Je le dis parce qu’effectivement, j’ai de très bonnes relations, dans ce cas, avec le président Santos et nous avons une relation fluide avec la Chancellerie au-delà des différends. Que parfois la Chancellerie commette l’erreur, la colombienne, de tomber dans la diplomatie du microphone… J’appelle immédiatement et je le dis au chancelier , appelez le chancelier de Colombie et dites-lui que nous arrivons à un accord qui doit être respecté, pas de diplomatie du microphone. S’il y a un doute sur un certain sujet, nous parlons directement. Si le doute est très important, le chancelier y va ou le chancelier vient ici. Si le doute est plus important, je vais à Bogota ou à Cucuta. Ou le président vient ici s’il y a doute.

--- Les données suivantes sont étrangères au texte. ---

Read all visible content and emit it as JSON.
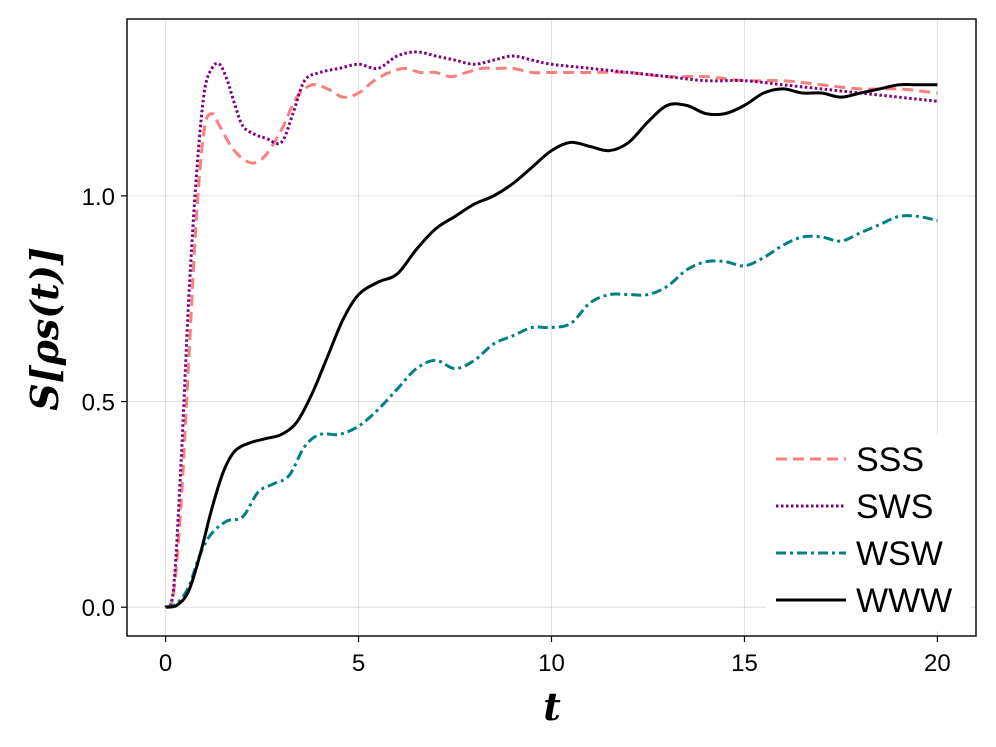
{
  "chart_data": {
    "type": "line",
    "xlabel": "t",
    "ylabel": "S[ρs(t)]",
    "xlim": [
      -1,
      21
    ],
    "ylim": [
      -0.07,
      1.43
    ],
    "x_ticks": [
      0,
      5,
      10,
      15,
      20
    ],
    "x_tick_labels": [
      "0",
      "5",
      "10",
      "15",
      "20"
    ],
    "y_ticks": [
      0.0,
      0.5,
      1.0
    ],
    "y_tick_labels": [
      "0.0",
      "0.5",
      "1.0"
    ],
    "grid": true,
    "legend_position": "bottom-right",
    "series": [
      {
        "name": "SSS",
        "color": "#fa7f7f",
        "dash": "dashed",
        "x": [
          0,
          0.2,
          0.4,
          0.6,
          0.8,
          1.0,
          1.2,
          1.4,
          1.7,
          2.0,
          2.3,
          2.6,
          3.0,
          3.4,
          3.8,
          4.2,
          4.6,
          5.0,
          5.4,
          5.8,
          6.2,
          6.6,
          7.0,
          7.4,
          7.8,
          8.2,
          8.6,
          9.0,
          9.5,
          10.0,
          11,
          12,
          13,
          14,
          15,
          16,
          17,
          18,
          19,
          20
        ],
        "y": [
          0,
          0.03,
          0.25,
          0.6,
          0.95,
          1.16,
          1.2,
          1.17,
          1.12,
          1.09,
          1.08,
          1.1,
          1.16,
          1.24,
          1.27,
          1.26,
          1.24,
          1.25,
          1.28,
          1.3,
          1.31,
          1.3,
          1.3,
          1.29,
          1.3,
          1.31,
          1.31,
          1.31,
          1.3,
          1.3,
          1.3,
          1.3,
          1.29,
          1.29,
          1.28,
          1.28,
          1.27,
          1.26,
          1.26,
          1.25
        ]
      },
      {
        "name": "SWS",
        "color": "#800080",
        "dash": "dotted",
        "x": [
          0,
          0.2,
          0.4,
          0.6,
          0.8,
          1.0,
          1.2,
          1.4,
          1.6,
          1.8,
          2.0,
          2.3,
          2.6,
          3.0,
          3.3,
          3.6,
          4.0,
          4.5,
          5.0,
          5.5,
          6.0,
          6.5,
          7.0,
          7.5,
          8.0,
          8.5,
          9.0,
          9.5,
          10.0,
          11,
          12,
          13,
          14,
          15,
          16,
          17,
          18,
          19,
          20
        ],
        "y": [
          0,
          0.04,
          0.35,
          0.75,
          1.05,
          1.25,
          1.31,
          1.32,
          1.28,
          1.22,
          1.17,
          1.15,
          1.14,
          1.13,
          1.2,
          1.28,
          1.3,
          1.31,
          1.32,
          1.31,
          1.34,
          1.35,
          1.34,
          1.33,
          1.32,
          1.33,
          1.34,
          1.33,
          1.32,
          1.31,
          1.3,
          1.29,
          1.28,
          1.28,
          1.27,
          1.26,
          1.25,
          1.24,
          1.23
        ]
      },
      {
        "name": "WSW",
        "color": "#008080",
        "dash": "dashdot",
        "x": [
          0,
          0.3,
          0.6,
          0.9,
          1.2,
          1.6,
          2.0,
          2.4,
          2.8,
          3.2,
          3.6,
          4.0,
          4.5,
          5.0,
          5.5,
          6.0,
          6.5,
          7.0,
          7.5,
          8.0,
          8.5,
          9.0,
          9.5,
          10.0,
          10.5,
          11.0,
          11.5,
          12.0,
          12.5,
          13.0,
          13.5,
          14.0,
          14.5,
          15.0,
          15.5,
          16.0,
          16.5,
          17.0,
          17.5,
          18.0,
          18.5,
          19.0,
          19.5,
          20.0
        ],
        "y": [
          0,
          0.01,
          0.05,
          0.13,
          0.18,
          0.21,
          0.22,
          0.28,
          0.3,
          0.32,
          0.39,
          0.42,
          0.42,
          0.44,
          0.48,
          0.53,
          0.58,
          0.6,
          0.58,
          0.6,
          0.64,
          0.66,
          0.68,
          0.68,
          0.69,
          0.74,
          0.76,
          0.76,
          0.76,
          0.78,
          0.82,
          0.84,
          0.84,
          0.83,
          0.85,
          0.88,
          0.9,
          0.9,
          0.89,
          0.91,
          0.93,
          0.95,
          0.95,
          0.94
        ]
      },
      {
        "name": "WWW",
        "color": "#000000",
        "dash": "solid",
        "x": [
          0,
          0.3,
          0.6,
          0.9,
          1.2,
          1.5,
          1.8,
          2.2,
          2.6,
          3.0,
          3.4,
          3.8,
          4.2,
          4.6,
          5.0,
          5.5,
          6.0,
          6.5,
          7.0,
          7.5,
          8.0,
          8.5,
          9.0,
          9.5,
          10.0,
          10.5,
          11.0,
          11.5,
          12.0,
          12.5,
          13.0,
          13.5,
          14.0,
          14.5,
          15.0,
          15.5,
          16.0,
          16.5,
          17.0,
          17.5,
          18.0,
          18.5,
          19.0,
          19.5,
          20.0
        ],
        "y": [
          0,
          0.005,
          0.04,
          0.13,
          0.24,
          0.33,
          0.38,
          0.4,
          0.41,
          0.42,
          0.45,
          0.52,
          0.61,
          0.7,
          0.76,
          0.79,
          0.81,
          0.87,
          0.92,
          0.95,
          0.98,
          1.0,
          1.03,
          1.07,
          1.11,
          1.13,
          1.12,
          1.11,
          1.13,
          1.18,
          1.22,
          1.22,
          1.2,
          1.2,
          1.22,
          1.25,
          1.26,
          1.25,
          1.25,
          1.24,
          1.25,
          1.26,
          1.27,
          1.27,
          1.27
        ]
      }
    ]
  }
}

Nos relations avec la Colombie sont basées sur le respect et le respect du Droit International. En ce moment, il y a une campagne à Bogota pour essayer de monter le président Santos contre moi, contre le Venezuela. Si je me mets à lire tout ce que j’ai ici qu’on dit tous les jours à Bogota sur moi, sur nous… Dites-moi sur Diosdado. Mon Dieu! La revue Semana? Je demande à quelqu’un qui connait bien les sujets de la Colombie. A qui répond-il? A qui répondent toutes ces télévisions?

Je le dis d’ici, président Santos, nous devons garder les meilleures relations de respect du droit international, de respect entre nos pays au-delà des différences d’ordre idéologique de la façon de voir l’Etat, des politiques que nous pouvons avoir, nous devons continuer à préserver des relations de dialogue direct, de dégagement, de sujets, de coopération.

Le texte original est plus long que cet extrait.